There’s also a shift toward support for mission-driven technology companies, including topics that might appeal to women uniquely. I see my company DotLabs as an example of that, where women might be more excited to work for companies focused on problems that are meaningful to them. We’re working to create technology that can help women live more productive, healthy lives, and that really is the underlying motivation for everything that we do.

[] That’s really great to hear. Apart from radiological diagnostic tools, what are some of the other applications of AI in healthcare that people can consider?

[Heather Bowerman] People really got excited about applying deep learning to healthcare for the first time during a competition that Merck sponsored in 2012. Participants were given a dataset describing the structure of different molecules. Their challenge was to build an algorithm that would predict which of those would be the most compelling candidates for drugs. The team that won that competition entered at the last minute and had no domain knowledge of biochemistry. That team used deep learning and won the entire competition.

[] So they were computer scientists or statisticians? They had nothing to do with healthcare?

[Heather Bowerman] They were academics who happened to focus on deep learning!

[] Wow, that’s incredible.

[Heather Bowerman] I’m also really excited about the applications of deep learning to emerging economies. They often have fewer barriers to dramatic change compared to ones which are more developed. In other words, there’s less friction when you’re coming into an emerging economy as a startup to deploy your technology.

I hope that the new generation of entrepreneurs develops solutions that can identify the best health system models—ones which avoid the problems seen in developed Western countries. I think there’s real opportunity with deep learning in healthcare to build sustainable healthcare systems in those areas.

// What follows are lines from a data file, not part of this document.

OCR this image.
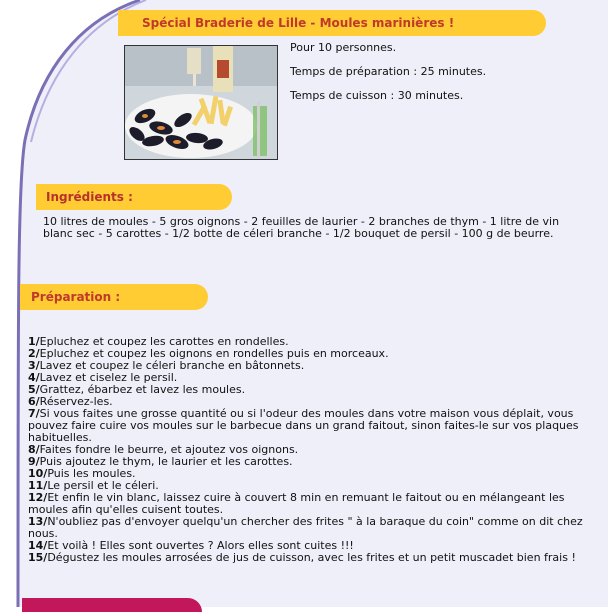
Spécial Braderie de Lille - Moules marinières !

Pour 10 personnes.

Temps de préparation : 25 minutes.

Temps de cuisson : 30 minutes.

Ingrédients :
10 litres de moules - 5 gros oignons - 2 feuilles de laurier - 2 branches de thym - 1 litre de vin blanc sec - 5 carottes - 1/2 botte de céleri branche - 1/2 bouquet de persil - 100 g de beurre.
Préparation :

1/Epluchez et coupez les carottes en rondelles.

2/Epluchez et coupez les oignons en rondelles puis en morceaux.

3/Lavez et coupez le céleri branche en bâtonnets.

4/Lavez et ciselez le persil.

5/Grattez, ébarbez et lavez les moules.

6/Réservez-les.

7/Si vous faites une grosse quantité ou si l'odeur des moules dans votre maison vous déplait, vous pouvez faire cuire vos moules sur le barbecue dans un grand faitout, sinon faites-le sur vos plaques habituelles.

8/Faites fondre le beurre, et ajoutez vos oignons.

9/Puis ajoutez le thym, le laurier et les carottes.

10/Puis les moules.

11/Le persil et le céleri.

12/Et enfin le vin blanc, laissez cuire à couvert 8 min en remuant le faitout ou en mélangeant les moules afin qu'elles cuisent toutes.

13/N'oubliez pas d'envoyer quelqu'un chercher des frites " à la baraque du coin" comme on dit chez nous.

14/Et voilà ! Elles sont ouvertes ? Alors elles sont cuites !!!

15/Dégustez les moules arrosées de jus de cuisson, avec les frites et un petit muscadet bien frais !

To give a specific example from an economic forum report: they’re saying that in Nigeria, the number of positions per capita would have to increase by 12 times between now and 2030, requiring 10 times the current annual public health spending. Basically, it would take 300 years with the existing training structure for a position in order to catch up with OECD economies.

Bringing in AI is this amazing opportunity to have a positive, transformative impact on the doctor shortage there. There’s a choice to deploy the long, expensive and unsustainable path of developed economies to set up new health systems—or we can bring in the latest and greatest and really learn from mistakes that we’ve made in other geographies

[] It’s exciting just thinking about the opportunities to scale and adopt health systems that the world hasn’t even seen yet.

[Heather Bowerman] There’s just so much opportunity. I can speak mostly about healthcare, but really you can apply it to any industry.

[] Absolutely. You’ve already exacted so much positive change through all of your work. My last question is what advice do you have for women who are interested in learning more about AI and getting into the industry?

[Heather Bowerman] My biggest piece of advice would be to learn how to code. It doesn’t need to be your major in college. Or if you’re out of school: just getting your hands on whatever materials you can. There are some blogs with great resources for free courses to get the introduction to deep learning and AI.

Also, know your worth in these conversations. We have a lot of white men in AI and we know that getting deep learning into the hands of a more diverse group—women and people of color—can help bring a new point of view and new solutions to problems.

Last, think about what problems excite you and find out about companies that are working on them. What’s really helped me in my career is finding warm introductions to leaders in the field.